Will's hands were sweating so much that he worried the phone might slip from his grasp. "Twenty-one Beeston Place."
"I'll owe you one."
He couldn't resist. "You owe me a million." But it was too late. She had already hung up the phone. Will kept it to his ear, then said, "All right. Bye," like he was having a normal conversation with a normal person. To make matters worse, the phone slipped as he tried to close it, the string finally ripping out from under the duct tape. Wires he had never seen before jutted out of the back of the phone.
He heard Faith's mouth open, the smacking of her lips. He told her, "Leave it be."
She closed her mouth, kept her hands tight on the wheel as she made a turn against the light. "I called central dispatch. Leo's on North Avenue. Double homicide."
The car sped up as Faith blew through a light. Will loosened his tie, thinking it was warm in the car. His arms were starting to itch again. He felt light-headed.
"I'll try to get Amanda to—"
"Angie was calling in a tip." The words flooded out before he could stop them. His mind raced to think of a way to get out of saying more, but his mouth hadn't gotten the memo to shut up. "Some Buckhead penthouse has been turned into a drug den."
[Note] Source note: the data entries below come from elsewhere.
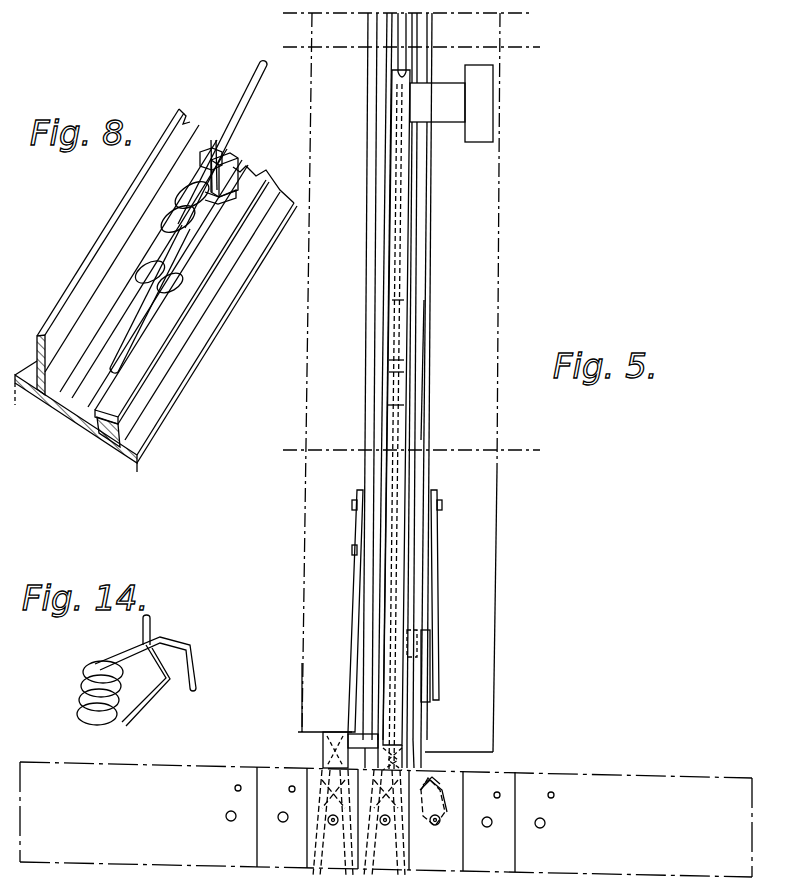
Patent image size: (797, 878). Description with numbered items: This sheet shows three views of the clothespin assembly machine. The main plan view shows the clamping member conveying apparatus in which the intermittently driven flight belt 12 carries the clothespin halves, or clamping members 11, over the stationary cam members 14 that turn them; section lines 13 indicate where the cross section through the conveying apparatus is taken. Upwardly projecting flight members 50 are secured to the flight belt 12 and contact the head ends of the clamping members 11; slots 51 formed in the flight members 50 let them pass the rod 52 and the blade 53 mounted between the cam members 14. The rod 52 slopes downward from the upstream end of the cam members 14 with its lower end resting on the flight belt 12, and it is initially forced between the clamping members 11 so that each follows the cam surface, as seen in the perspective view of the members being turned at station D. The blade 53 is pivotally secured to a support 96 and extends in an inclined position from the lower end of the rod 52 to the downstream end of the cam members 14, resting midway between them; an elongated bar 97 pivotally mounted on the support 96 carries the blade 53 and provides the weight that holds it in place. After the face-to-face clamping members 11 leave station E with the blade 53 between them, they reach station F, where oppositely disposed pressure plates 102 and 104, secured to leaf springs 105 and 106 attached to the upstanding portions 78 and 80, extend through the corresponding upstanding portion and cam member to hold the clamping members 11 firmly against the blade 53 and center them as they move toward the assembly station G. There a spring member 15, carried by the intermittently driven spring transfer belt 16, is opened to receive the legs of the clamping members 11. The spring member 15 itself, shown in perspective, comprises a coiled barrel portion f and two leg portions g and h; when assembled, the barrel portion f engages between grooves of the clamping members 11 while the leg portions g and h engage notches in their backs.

In FIG. 8, the clamping members 11 is at (100, 330).
In FIG. 5, the flight belt 12 is at (300, 32).
In FIG. 8, the flight belt 12 is at (93, 430).
In FIG. 5, the section line 13- 13 is at (300, 436).
In FIG. 5, the cam members 14 is at (377, 325).
In FIG. 8, the cam members 14 is at (157, 373).
In FIG. 14, the spring member 15 is at (136, 660).
In FIG. 5, the spring transfer belt 16 is at (588, 770).
In FIG. 8, the flight members 50 is at (237, 170).
In FIG. 8, the slots 51 is at (213, 138).
In FIG. 5, the rod 52 is at (400, 34).
In FIG. 8, the rod 52 is at (244, 100).
In FIG. 5, the blade 53 is at (404, 306).
In FIG. 5, the upstanding portion 78 is at (366, 425).
In FIG. 8, the upstanding portion 78 is at (70, 285).
In FIG. 5, the upstanding portion 80 is at (427, 406).
In FIG. 5, the support 96 is at (450, 106).
In FIG. 5, the elongated bar 97 is at (400, 381).
In FIG. 5, the pressure plate 102 is at (358, 706).
In FIG. 5, the pressure plate 104 is at (426, 668).
In FIG. 5, the leaf spring 105 is at (360, 588).
In FIG. 5, the leaf spring 106 is at (437, 578).
In FIG. 5, the station D is at (432, 136).
In FIG. 8, the station D is at (76, 220).
In FIG. 5, the station E is at (406, 452).
In FIG. 5, the station F is at (408, 631).
In FIG. 5, the assembly station G is at (388, 770).
In FIG. 14, the barrel portion f is at (78, 696).
In FIG. 14, the leg portion g is at (198, 672).
In FIG. 14, the leg portion h is at (152, 640).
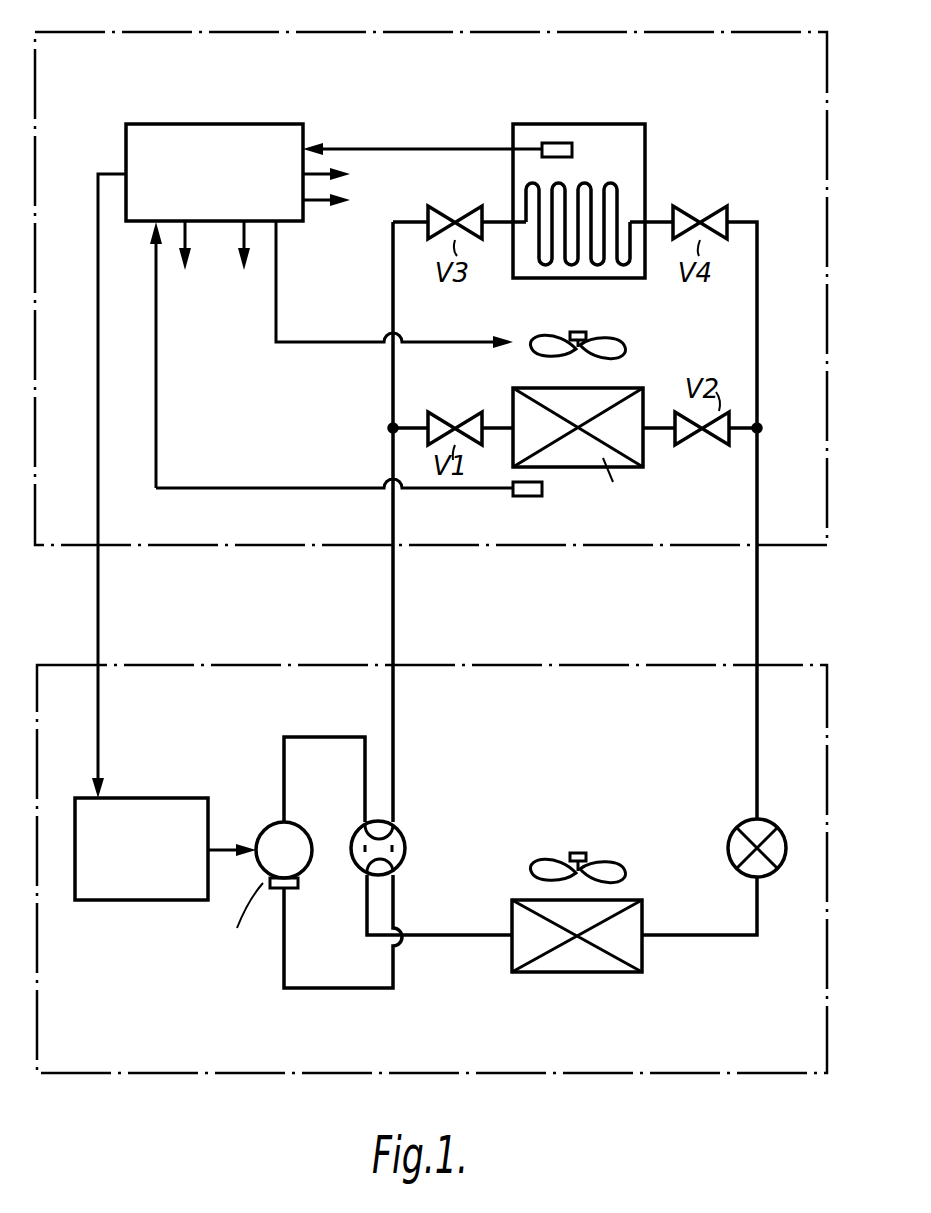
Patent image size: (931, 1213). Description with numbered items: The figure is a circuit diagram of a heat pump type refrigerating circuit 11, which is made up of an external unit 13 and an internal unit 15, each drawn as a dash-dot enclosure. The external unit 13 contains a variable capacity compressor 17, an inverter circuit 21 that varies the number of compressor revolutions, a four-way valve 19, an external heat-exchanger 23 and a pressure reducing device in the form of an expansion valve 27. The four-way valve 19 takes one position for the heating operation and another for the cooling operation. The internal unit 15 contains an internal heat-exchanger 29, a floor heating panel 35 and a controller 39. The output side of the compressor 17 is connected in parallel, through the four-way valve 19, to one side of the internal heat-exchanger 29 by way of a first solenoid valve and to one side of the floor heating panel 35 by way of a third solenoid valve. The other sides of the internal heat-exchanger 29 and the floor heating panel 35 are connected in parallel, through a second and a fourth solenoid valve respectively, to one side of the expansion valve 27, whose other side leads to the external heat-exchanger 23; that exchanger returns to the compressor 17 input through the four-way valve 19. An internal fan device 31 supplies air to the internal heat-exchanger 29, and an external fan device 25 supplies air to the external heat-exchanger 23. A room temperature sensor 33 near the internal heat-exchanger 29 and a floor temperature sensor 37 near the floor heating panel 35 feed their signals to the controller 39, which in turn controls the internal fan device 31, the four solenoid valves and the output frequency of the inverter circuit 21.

The heat pump type refrigerating circuit 11 is at (447, 552).
The external unit 13 is at (828, 865).
The internal unit 15 is at (828, 258).
The variable capacity compressor 17 is at (308, 837).
The four-way valve 19 is at (405, 845).
The inverter circuit 21 is at (193, 802).
The external heat-exchanger 23 is at (552, 972).
The external fan device 25 is at (580, 848).
The expansion valve 27 is at (746, 826).
The internal heat-exchanger 29 is at (512, 398).
The internal fan device 31 is at (625, 352).
The room temperature sensor 33 is at (527, 497).
The floor heating panel 35 is at (645, 142).
The floor temperature sensor 37 is at (557, 142).
The controller 39 is at (232, 127).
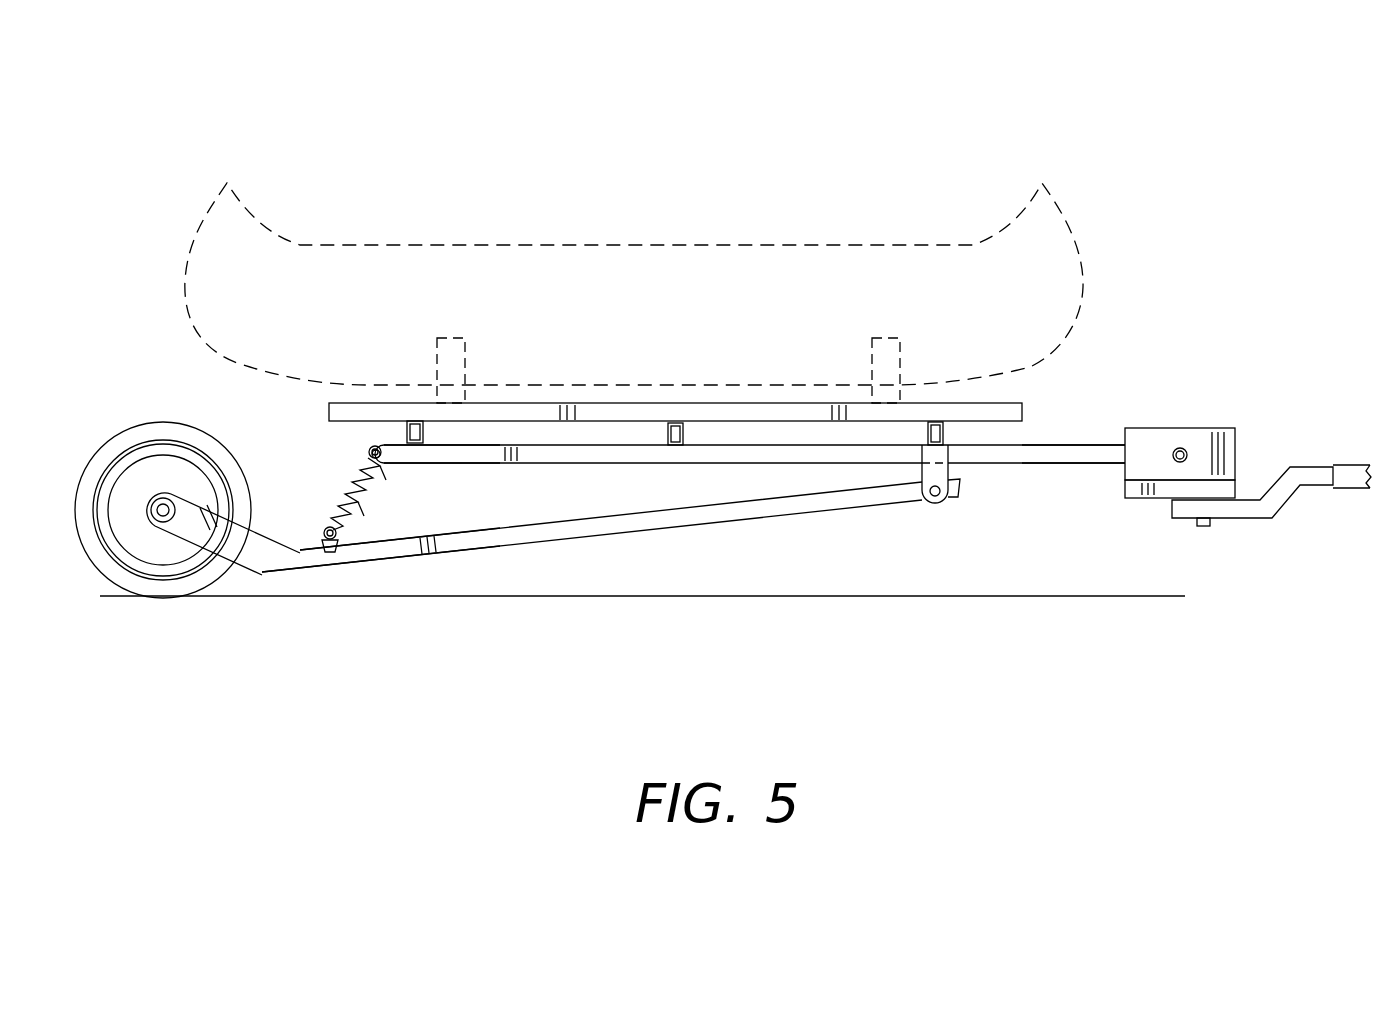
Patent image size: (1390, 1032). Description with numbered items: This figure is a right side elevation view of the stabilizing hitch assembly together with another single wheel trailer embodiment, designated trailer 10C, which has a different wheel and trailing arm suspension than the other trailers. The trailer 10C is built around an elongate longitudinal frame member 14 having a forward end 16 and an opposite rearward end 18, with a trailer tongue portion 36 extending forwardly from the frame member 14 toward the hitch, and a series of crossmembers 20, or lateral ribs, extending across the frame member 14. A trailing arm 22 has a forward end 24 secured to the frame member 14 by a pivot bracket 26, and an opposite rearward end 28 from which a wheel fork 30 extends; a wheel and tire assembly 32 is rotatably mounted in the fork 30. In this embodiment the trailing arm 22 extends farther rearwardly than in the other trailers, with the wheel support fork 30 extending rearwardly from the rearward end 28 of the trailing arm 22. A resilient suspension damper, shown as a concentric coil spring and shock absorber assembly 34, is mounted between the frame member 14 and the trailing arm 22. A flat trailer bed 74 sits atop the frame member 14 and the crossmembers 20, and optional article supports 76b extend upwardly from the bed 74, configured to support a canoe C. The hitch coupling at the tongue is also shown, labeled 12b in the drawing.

The canoe C is at (615, 247).
The article supports 76b is at (462, 338).
The trailer bed 74 is at (503, 405).
The crossmembers 20 is at (388, 418).
The frame member 14 is at (623, 460).
The forward end 16 is at (995, 465).
The rearward end 18 is at (413, 460).
The forward end 24 is at (893, 503).
The pivot bracket 26 is at (937, 500).
The trailing arm 22 is at (618, 525).
The rearward end 28 is at (383, 552).
The wheel fork 30 is at (258, 558).
The wheel and tire assembly 32 is at (176, 425).
The concentric coil spring and shock absorber assembly 34 is at (340, 470).
The trailer tongue portion 36 is at (1083, 445).
The hitch coupler 12b is at (1130, 512).
The trailer 10C is at (807, 555).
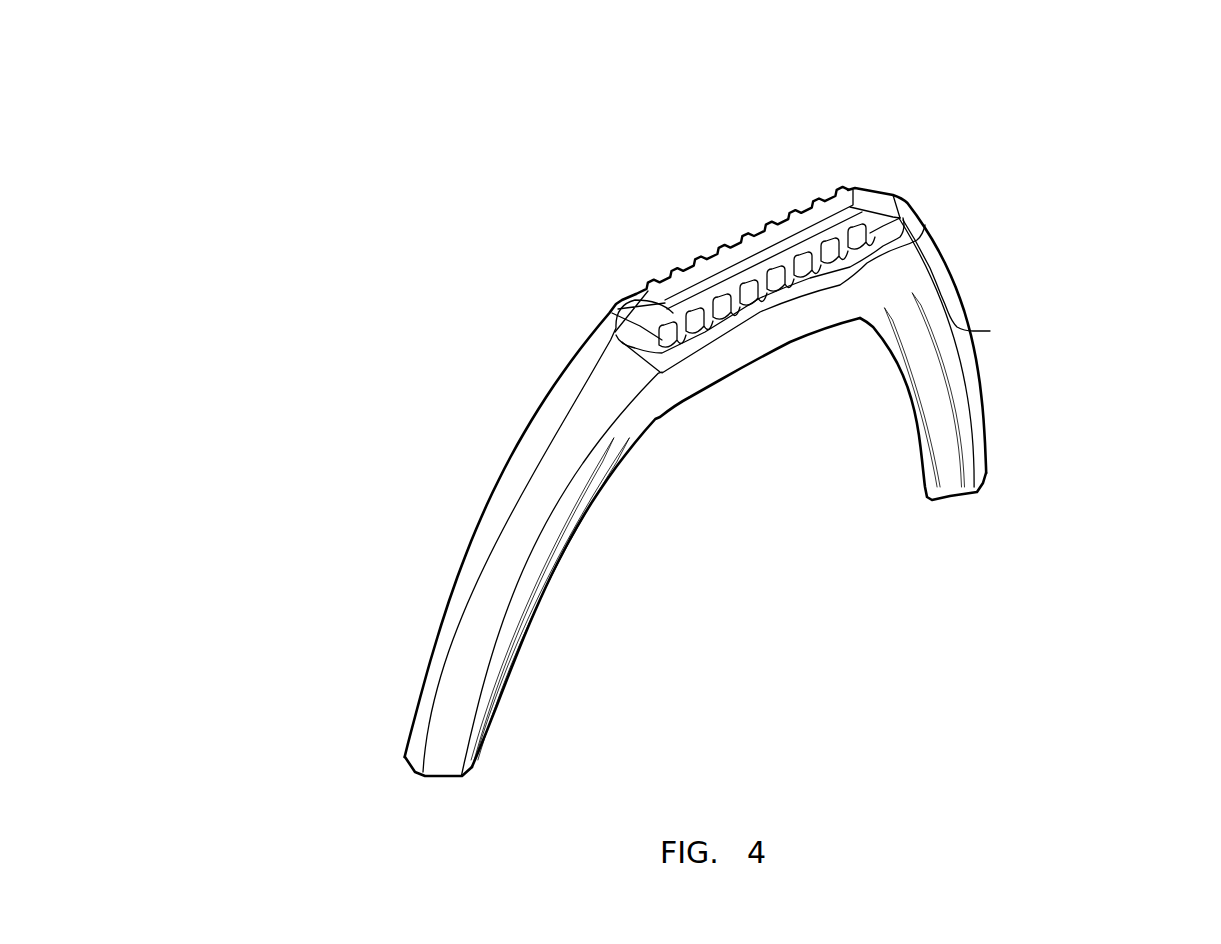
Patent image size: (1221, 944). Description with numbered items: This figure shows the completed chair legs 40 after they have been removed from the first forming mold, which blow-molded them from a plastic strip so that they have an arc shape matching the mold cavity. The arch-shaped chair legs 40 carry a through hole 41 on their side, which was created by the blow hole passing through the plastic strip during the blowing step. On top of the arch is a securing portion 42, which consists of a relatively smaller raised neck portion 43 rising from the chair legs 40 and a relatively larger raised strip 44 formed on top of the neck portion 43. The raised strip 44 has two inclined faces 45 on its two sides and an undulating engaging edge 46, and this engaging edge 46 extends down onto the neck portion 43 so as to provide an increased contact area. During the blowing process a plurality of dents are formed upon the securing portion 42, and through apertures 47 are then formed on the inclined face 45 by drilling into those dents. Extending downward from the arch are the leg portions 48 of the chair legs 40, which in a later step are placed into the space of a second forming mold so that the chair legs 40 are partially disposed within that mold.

The chair legs 40 is at (465, 513).
The through hole 41 is at (667, 401).
The securing portion 42 is at (870, 188).
The neck portion 43 is at (990, 331).
The raised strip 44 is at (900, 218).
The inclined faces 45 is at (780, 237).
The engaging edge 46 is at (613, 310).
The through apertures 47 is at (687, 270).
The leg portions 48 is at (948, 443).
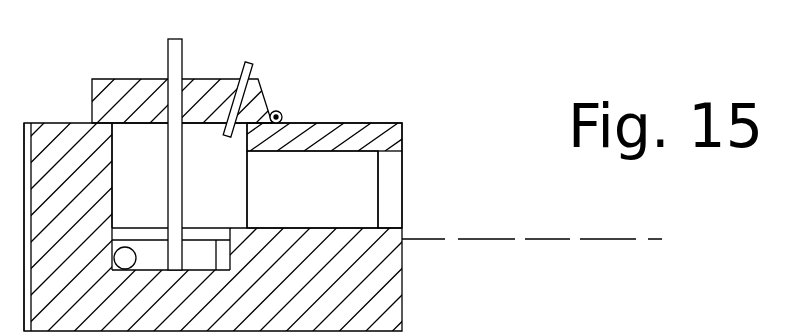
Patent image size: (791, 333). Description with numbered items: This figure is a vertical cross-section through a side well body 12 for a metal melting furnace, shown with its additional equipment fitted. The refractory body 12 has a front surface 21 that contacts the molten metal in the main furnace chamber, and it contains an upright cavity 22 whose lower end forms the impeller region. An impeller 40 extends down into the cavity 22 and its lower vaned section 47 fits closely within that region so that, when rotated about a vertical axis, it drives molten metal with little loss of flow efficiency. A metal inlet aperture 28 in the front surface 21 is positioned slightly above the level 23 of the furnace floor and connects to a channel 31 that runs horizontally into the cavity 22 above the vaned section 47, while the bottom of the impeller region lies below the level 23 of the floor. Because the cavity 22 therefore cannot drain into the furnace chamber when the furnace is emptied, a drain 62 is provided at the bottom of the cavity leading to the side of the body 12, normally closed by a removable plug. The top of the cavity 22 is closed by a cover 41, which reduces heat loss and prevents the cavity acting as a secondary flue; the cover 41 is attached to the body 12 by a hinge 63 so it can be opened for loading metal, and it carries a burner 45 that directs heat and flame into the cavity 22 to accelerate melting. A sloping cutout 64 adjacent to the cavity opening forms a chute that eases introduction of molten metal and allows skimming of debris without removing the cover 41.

The body 12 is at (387, 105).
The front surface 21 is at (402, 133).
The cavity 22 is at (155, 168).
The level of the furnace floor 23 is at (535, 240).
The metal inlet aperture 28 is at (402, 200).
The channel 31 is at (307, 208).
The impeller 40 is at (170, 52).
The cover 41 is at (218, 78).
The burner 45 is at (252, 66).
The vaned section 47 is at (202, 228).
The drain 62 is at (125, 258).
The hinge 63 is at (283, 112).
The sloping cutout 64 is at (110, 155).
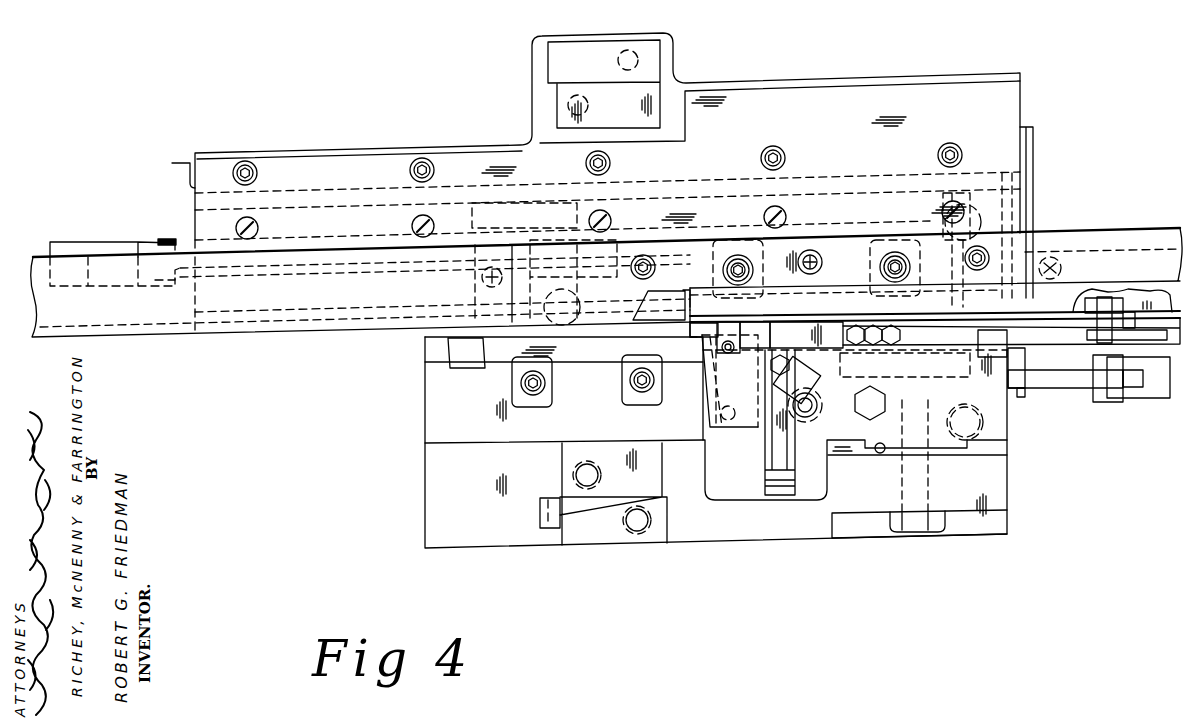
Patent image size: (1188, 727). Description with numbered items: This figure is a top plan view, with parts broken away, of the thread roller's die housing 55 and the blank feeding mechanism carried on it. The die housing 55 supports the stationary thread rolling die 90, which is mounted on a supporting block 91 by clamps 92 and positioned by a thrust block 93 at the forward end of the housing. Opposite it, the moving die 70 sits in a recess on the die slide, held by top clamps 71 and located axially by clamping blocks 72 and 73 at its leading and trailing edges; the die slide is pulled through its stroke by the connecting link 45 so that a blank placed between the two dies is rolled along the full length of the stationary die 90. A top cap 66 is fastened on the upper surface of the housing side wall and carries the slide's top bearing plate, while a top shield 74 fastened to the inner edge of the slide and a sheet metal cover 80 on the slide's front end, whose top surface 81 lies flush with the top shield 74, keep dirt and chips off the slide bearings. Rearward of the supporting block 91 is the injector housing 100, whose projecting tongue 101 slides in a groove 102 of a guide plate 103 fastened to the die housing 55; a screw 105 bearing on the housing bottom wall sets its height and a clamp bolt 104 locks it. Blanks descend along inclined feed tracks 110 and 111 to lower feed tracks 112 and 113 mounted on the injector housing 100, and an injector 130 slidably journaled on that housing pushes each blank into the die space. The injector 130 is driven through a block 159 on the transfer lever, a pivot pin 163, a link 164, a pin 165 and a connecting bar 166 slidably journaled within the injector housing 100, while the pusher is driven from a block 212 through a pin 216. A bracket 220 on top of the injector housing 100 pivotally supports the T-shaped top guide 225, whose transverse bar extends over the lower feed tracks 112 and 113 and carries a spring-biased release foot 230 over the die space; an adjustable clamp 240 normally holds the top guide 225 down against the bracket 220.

"Oh" was all Faith offered.
"She's got this girl she used to know back when she worked vice. A prostitute. Lola. She wants out of jail. She's willing to flip on the dealers."
"Is it a good tip?"
Will could only shrug. "Probably."
"Are you going to help her?"
He shrugged again.
"Angie's an ex-cop. Doesn't she know somebody in narcotics?"
Will let her figure it out. Angie wasn't exactly good at leaving bridges unburned. She tended to light them with glee, then throw gasoline on the flames.
Faith obviously reached the same conclusion. She offered, "I can make some calls for you. No one will know you're involved."
He tried to swallow, but his mouth was still too dry. He hated that Angie had this effect on him. He hated it even more that Faith was getting a front-row seat to his misery. He asked, "What did Leo say?"
"He's not answering his phone, probably because he knows it's me calling." As if on cue, her phone rang again. Faith checked the ID and again didn't answer it. Will figured he didn't have a right to ask her what that was about, considering he'd put a moratorium on discussions of his own phone calls.
He cleared his throat a few times so he could speak without sounding like a pubescent boy. "A Taser gun means distance. He would've used a stun gun on them if he was able to get close enough."
Faith returned to their original conversation. "What else have we got?" she asked. "We're waiting for DNA results from Jacquelyn Zabel. We're waiting to hear back from the tech department on Zabel's laptop and the computer from Pauline's office. We're waiting to hear back on any forensic evidence from the vacant house behind Olivia's."
Will heard a distinct buzzing, and Faith pulled out her BlackBerry. She drove with one hand as she read the screen. "Phone dump on Olivia Tanner's line." She scrolled through. "One number every morning around seven o'clock to Houston, Texas."
"Seven our time is six Houston time," Will said. "That's the only number she called?"
Faith nodded. "Going back for months. She probably used her cell for most of her calls." She tucked the BlackBerry back in her pocket. "Amanda's working on a warrant for the bank. They were nice enough to cross-reference their accounts for our missing women's names—no matches—but they're not going to give us access to Olivia's computer, phone or email without a fight. Something about federal banking law. We have to get into that chat room."